McMafia: Crime Without Borders

By Misha Glenny
Reviewed by Iain Dalton

As the title indicates, this book is a penetrating insight into the close co-existence of big business and organised crime throughout the world.

Glenny, a former BBC correspondent during the break-up of Yugoslavia, starts his journey through worldwide organised crime with where he knows best, the Balkans. He interviews law enforcement agencies and current and ex-criminals and describes the web of corruption in these newly capitalist states that have allowed smuggling to establish itself so strongly. He goes on to trace the explosion of organised crime worldwide.

Unlike other authors discussing the relation between organised crime and the break-up of the USSR, he doesn’t see the rise of the mafiya in Russia as an aberration on its path to transforming into a full-blown free market economy. He demonstrates that the rise of the mafiya and the gangster capitalist society it brought with it were linked.
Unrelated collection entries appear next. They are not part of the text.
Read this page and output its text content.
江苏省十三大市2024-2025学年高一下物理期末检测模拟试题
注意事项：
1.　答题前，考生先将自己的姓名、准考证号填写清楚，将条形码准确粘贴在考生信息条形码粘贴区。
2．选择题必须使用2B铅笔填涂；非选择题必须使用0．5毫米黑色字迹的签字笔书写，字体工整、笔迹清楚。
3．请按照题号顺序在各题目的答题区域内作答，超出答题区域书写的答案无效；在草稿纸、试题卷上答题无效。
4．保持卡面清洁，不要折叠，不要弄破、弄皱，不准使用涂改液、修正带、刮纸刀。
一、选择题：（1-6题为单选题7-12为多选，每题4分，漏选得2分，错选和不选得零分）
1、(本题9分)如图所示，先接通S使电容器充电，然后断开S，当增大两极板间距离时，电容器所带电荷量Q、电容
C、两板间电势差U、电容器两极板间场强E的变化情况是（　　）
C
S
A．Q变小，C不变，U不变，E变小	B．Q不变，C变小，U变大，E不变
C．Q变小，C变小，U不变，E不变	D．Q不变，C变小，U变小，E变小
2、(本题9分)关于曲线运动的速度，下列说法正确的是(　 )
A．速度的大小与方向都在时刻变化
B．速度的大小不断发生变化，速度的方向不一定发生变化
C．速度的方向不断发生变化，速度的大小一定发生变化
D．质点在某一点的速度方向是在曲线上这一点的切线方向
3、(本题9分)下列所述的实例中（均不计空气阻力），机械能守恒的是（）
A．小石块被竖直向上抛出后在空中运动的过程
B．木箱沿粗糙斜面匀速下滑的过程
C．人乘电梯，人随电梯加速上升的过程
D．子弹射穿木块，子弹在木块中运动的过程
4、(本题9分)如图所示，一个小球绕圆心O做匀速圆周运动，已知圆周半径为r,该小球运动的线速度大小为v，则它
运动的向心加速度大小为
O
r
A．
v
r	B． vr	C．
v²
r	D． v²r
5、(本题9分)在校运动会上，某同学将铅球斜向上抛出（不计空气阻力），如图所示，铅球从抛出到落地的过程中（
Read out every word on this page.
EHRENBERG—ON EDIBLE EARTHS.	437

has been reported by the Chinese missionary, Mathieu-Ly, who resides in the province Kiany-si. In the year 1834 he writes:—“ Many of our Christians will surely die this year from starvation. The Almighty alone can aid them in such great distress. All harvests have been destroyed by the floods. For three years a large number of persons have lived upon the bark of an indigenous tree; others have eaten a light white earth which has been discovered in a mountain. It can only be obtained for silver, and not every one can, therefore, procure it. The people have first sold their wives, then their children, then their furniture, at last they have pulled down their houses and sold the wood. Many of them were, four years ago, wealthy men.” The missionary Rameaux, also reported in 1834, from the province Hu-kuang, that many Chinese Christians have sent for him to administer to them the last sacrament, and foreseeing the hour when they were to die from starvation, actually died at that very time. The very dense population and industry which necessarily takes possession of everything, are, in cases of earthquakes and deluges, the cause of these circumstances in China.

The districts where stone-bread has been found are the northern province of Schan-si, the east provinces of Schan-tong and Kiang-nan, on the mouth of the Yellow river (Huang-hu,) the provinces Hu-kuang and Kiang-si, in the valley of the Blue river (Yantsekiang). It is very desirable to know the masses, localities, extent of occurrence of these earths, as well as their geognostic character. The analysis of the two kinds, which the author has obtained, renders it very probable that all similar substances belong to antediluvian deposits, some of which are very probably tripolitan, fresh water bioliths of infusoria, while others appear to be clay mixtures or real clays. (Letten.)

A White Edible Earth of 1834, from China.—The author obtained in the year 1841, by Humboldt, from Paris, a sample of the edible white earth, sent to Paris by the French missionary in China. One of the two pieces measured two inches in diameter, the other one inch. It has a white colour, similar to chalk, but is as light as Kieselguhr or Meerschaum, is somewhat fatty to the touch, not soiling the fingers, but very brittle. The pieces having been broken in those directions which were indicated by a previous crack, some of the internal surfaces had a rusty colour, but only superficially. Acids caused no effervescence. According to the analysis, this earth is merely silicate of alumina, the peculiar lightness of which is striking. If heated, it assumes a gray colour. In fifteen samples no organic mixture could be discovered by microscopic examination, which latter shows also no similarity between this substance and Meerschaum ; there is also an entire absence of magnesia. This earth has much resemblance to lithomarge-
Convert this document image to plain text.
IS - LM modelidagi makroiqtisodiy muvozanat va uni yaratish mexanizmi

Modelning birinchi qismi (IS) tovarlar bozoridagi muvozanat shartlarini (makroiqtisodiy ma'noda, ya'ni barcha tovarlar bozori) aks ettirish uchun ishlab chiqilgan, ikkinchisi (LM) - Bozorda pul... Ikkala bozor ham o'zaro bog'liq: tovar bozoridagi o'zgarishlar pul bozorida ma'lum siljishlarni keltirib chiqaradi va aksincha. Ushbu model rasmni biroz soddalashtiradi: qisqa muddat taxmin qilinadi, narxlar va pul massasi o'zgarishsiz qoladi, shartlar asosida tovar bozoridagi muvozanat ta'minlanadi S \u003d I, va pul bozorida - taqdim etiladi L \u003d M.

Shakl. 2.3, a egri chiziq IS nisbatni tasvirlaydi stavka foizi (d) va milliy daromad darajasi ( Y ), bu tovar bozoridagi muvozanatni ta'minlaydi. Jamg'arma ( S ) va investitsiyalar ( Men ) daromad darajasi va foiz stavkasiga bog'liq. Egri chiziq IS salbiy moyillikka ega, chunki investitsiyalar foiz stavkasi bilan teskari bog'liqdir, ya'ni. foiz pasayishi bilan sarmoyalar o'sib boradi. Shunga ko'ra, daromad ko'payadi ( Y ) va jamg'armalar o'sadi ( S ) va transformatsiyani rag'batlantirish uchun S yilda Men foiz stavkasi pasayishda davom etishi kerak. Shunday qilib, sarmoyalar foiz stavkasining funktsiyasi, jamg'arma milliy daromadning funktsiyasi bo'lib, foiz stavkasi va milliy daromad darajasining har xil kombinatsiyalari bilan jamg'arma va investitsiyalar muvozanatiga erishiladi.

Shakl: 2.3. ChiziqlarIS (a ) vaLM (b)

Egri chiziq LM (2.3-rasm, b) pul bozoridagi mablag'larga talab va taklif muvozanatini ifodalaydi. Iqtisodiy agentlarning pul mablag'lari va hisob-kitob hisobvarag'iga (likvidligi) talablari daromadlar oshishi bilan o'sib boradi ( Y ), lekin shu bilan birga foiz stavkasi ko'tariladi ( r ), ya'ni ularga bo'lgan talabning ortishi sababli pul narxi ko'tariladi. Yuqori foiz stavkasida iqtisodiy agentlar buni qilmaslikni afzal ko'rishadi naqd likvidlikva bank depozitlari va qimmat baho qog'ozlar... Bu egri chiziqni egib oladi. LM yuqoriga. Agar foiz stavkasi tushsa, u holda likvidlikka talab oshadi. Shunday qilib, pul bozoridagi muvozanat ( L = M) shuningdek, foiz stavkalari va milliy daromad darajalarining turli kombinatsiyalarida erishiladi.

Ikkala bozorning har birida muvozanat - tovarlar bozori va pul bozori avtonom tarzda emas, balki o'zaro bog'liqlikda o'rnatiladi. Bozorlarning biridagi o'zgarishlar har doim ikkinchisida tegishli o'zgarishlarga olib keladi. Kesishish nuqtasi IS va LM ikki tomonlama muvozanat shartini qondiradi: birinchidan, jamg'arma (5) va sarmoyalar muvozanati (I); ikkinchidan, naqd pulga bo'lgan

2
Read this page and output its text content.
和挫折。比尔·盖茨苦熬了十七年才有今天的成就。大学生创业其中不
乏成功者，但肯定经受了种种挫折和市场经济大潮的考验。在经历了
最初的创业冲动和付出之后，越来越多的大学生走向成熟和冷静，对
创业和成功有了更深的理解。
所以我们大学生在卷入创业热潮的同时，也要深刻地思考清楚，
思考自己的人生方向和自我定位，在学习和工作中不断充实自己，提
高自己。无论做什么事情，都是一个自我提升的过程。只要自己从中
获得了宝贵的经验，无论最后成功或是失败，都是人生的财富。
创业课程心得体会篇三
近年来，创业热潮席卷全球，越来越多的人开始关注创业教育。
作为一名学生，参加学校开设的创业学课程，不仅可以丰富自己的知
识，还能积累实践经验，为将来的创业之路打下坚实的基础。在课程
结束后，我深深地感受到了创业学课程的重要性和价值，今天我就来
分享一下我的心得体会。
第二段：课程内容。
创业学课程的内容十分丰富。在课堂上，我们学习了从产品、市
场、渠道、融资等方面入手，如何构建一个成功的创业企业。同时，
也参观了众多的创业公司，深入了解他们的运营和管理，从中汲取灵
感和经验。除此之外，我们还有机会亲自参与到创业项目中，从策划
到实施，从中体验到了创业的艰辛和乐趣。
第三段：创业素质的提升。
Mafiya bosses transformed themselves into ‘legitimate’ businessmen who would then cut and run with their new money and status to the west.

Glenny then examines the effect this transformation of the former Stalinist states had on other countries. He demonstrates how globalisation, in particular the deregulation of financial markets, has led to a bonanza for organised crime as the boundaries between legality and illegality have blurred.

He points out that the main recruiting sergeant for organised crime gangs and syndicates is capitalism’s inability to provide even the hope of a decent future for many people, whether it be the street gangs in Mumbai, the Yakuza in Japan, drug mules in South Africa or coca growers in Colombia.

Maintaining ‘order’

He also notes the role that organised crime plays in helping to maintain capitalist society in many countries – not just by occasionally doing big business’ dirty work but also in maintaining ‘order’ through their own rule of terror that law enforcement agencies co-exist with rather than tackle.

An extreme example was when the boom in the Japanese economy ended, leaving several financial institutions with bad debts owed to the yakuza. To reclaim these debts the yakuza made an example of one leading banker by murdering him. To stop a crime wave setting off, instead of punishing the yakuza for this act, the government underwrote all the financial institution’s bad debts, effectively buying the yakuza off.

The book offers no serious way forward. Instead Glenny is rather despondent, understanding that the financial and other loopholes that organised crime exploit are the same that benefit big business.

He says in the conclusion that: “The need for strong, well-equipped law-enforcement agencies to combat organised crime is axiomatic. But appeals like this, which offer solutions based on the greater engagement of the police or military alone, betray a profound abdication of political responsibility.”

Getting halfway there, he then adds that these appeals “are the product of unimaginative politicians who lack either the vision or the interest to address the great structural inequalities in the global economy upon which crime and instability thrive.”

Glenny explains that it is not in the interests of the major capitalist countries to do this but at this point he reaches his limits.

It is socialists who have both the vision and interest to tackle inequality and really begin a fight to eradicate crime.